Bild: „Reeperbahn Special Unit 65“ erzählt vom Kampf gegen das Organisiert…
Wenn Ingrid Freise in den 1980er Jahren morgens um sieben von der Arbeit
nach Hause kam, lag ihr Ehemann häufig mit offenen Augen im Bett und sagte:
„Oh, Gottseidank bist du wieder da.“ Diese Stoßseufzer erklären sich
dadurch, dass die Gattin einen nicht ungefährlichen Job hatte, „für den
man, glaube ich, ein bisschen verrückt sein muss“, wie sie selbst sagt.
Die heutige Rentnerin war für die Fachdirektion 65 der Hamburger Polizei
für Observationen und verdeckte Ermittlungen im Rotlichtmilieu zuständig
und sei daher nachts „im Nutten-Outfit, sag’ ich jetzt mal“ unterwegs
gewesen. Ihre Beziehung habe vertauschte Rollen gehabt, sagt sie.

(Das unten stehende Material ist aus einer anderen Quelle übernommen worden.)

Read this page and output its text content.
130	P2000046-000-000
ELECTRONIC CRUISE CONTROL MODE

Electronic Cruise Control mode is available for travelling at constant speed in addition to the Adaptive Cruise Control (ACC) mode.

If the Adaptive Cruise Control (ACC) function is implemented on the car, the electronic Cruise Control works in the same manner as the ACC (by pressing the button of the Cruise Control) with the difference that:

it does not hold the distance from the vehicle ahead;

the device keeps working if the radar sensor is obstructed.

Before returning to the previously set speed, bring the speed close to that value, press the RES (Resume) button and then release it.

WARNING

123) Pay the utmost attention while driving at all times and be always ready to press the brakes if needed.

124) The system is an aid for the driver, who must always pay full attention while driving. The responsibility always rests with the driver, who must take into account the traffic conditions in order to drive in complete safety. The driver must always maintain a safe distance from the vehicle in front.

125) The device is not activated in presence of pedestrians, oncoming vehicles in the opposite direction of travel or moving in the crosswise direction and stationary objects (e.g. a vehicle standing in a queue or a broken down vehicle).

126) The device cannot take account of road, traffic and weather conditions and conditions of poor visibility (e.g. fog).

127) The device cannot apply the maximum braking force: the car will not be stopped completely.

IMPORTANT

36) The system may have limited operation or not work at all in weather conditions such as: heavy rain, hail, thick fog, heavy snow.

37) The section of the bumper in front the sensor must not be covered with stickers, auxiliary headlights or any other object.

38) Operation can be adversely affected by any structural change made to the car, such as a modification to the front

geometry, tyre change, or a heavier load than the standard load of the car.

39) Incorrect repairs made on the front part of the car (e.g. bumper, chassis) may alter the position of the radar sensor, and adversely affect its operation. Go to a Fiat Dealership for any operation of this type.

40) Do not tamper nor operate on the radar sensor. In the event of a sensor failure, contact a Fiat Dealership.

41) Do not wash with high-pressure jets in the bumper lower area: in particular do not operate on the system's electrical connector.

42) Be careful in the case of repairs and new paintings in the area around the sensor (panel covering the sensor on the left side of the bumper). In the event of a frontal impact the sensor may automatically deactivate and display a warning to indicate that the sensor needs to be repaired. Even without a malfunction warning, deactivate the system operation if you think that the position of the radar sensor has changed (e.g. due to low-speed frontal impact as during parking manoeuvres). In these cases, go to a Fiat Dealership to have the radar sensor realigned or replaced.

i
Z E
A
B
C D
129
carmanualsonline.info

Normalerweise lägen ja die Ehefrauen von Polizistinnen im Bett wach im Bett
und fragten sich, „wann der Mann denn nun heil nach Hause kommt“.
Die Fachdirektion 65 war Deutschlands erste Polizeieinheit zur Bekämpfung
organisierter Kriminalität. Die Geschichte dieser Elitetruppe erzählt das
Regisseur*innen-Trio Carsten Gutschmidt, Ina Kessebohm und Georg
Tschurtschenthaler in der ARD-Serie „Reeperbahn Spezialeinheit FD65“. Der
Schauplatz St. Pauli dient in fünf dreiviertelstündigen Folgen als
Ausgangspunkt, um die Anfänge des Kampfes gegen organisierte Kriminalität
und deren internationalen Strukturen zu rekapitulieren.

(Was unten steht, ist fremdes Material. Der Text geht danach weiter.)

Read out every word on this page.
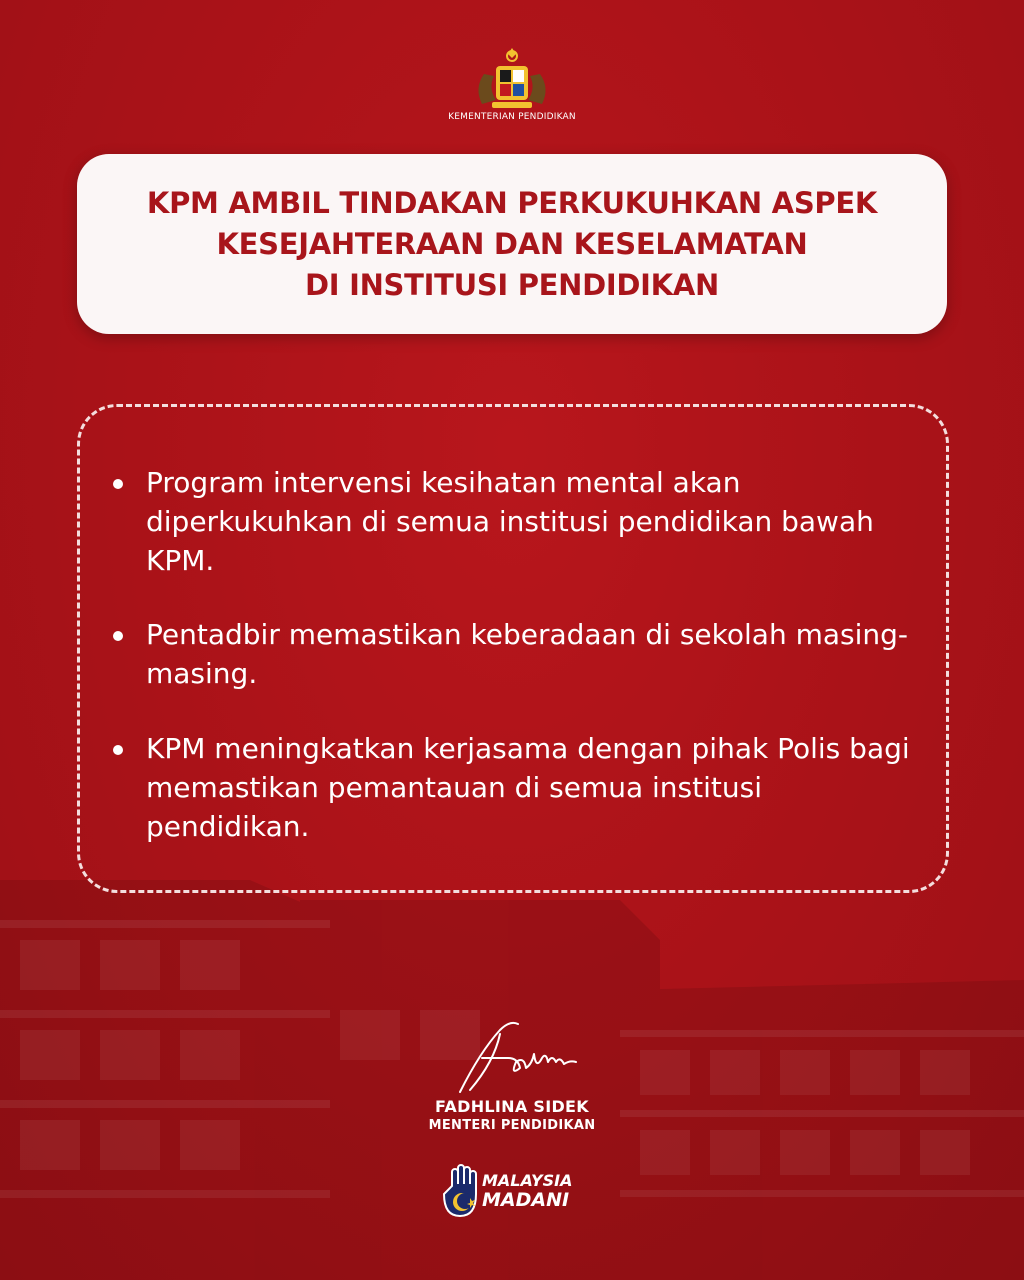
KEMENTERIAN PENDIDIKAN
KPM AMBIL TINDAKAN PERKUKUHKAN ASPEK
KESEJAHTERAAN DAN KESELAMATAN
DI INSTITUSI PENDIDIKAN
Program intervensi kesihatan mental akan diperkukuhkan di semua institusi pendidikan bawah KPM.
Pentadbir memastikan keberadaan di sekolah masing-masing.
KPM meningkatkan kerjasama dengan pihak Polis bagi memastikan pemantauan di semua institusi pendidikan.
FADHLINA SIDEK
MENTERI PENDIDIKAN
MALAYSIA
MADANI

Der Ansatz der Macher*innen ist es, ihre Geschichte zu einem
wesentlichen Teil aus einer weiblichen Perspektive zu erzählen. Das gilt
für Ingrid Freise und andere Kolleginnen, die begonnen hatten, sich in den
1970er und 1980er Jahren im Polizeibetrieb für Frauen noch ungewöhnliche
Positionen zu erkämpfen. Es gilt aber auch fürs Rotlichtmilieu selbst. Zwar
kommen auch die üblichen finsteren Gesellen aus der Szene zu Wort, doch
Prostituierte bekommen hier viel mehr Raum als sonst, um ihre Geschichten
zu erzählen.
Die Emanzipationsentwicklungen bei der Polizei werden in einen
gesamtgesellschaftlichen Kontext eingeordnet. So ist in einem
Archivausschnitt aus dem Bundestag von 1983 Marie-Luise Beck-Oberdorf
(heute Beck) zu sehen. Sie war damals die erste Frau, die in der Geschichte
des Parlaments für die Opposition die Erwiderungsrede auf eine
Regierungserklärung hielt. An dieser Stelle schlägt die von der Firma
Gebrüder Beetz produzierte Doku-Serie eine Art unsichtbaren Bogen in die
Gegenwart, in der Beck wegen ihrer Ukraine-Expertise als Interviewpartnerin
oder Talkshowgast sehr präsent ist.
Ihre historische Doku-Serie „Rohwedder“ (über den 1991 verübten, bis heute
ungeklärten Mord an dem Treuhand-Chef Detlev Karsten Rohwedder) hatten die
Gebrüder Beetz 2020 noch für Netflix produziert. Bei „Reeperbahn
Spezialeinheit FD65“ habe man sich nun „bewusst für die
öffentlich-rechtlichen Sender entschieden, um mehr Platz für
sozial-politische Themen zu bekommen, die auf Netflix so keinen Platz mehr
haben würden“, sagt Christian Beetz. Es habe bei den Streaming-Diensten
„eine wilde Zeit“ gegeben, als sie „an außergewöhnlichen dokumentarisch…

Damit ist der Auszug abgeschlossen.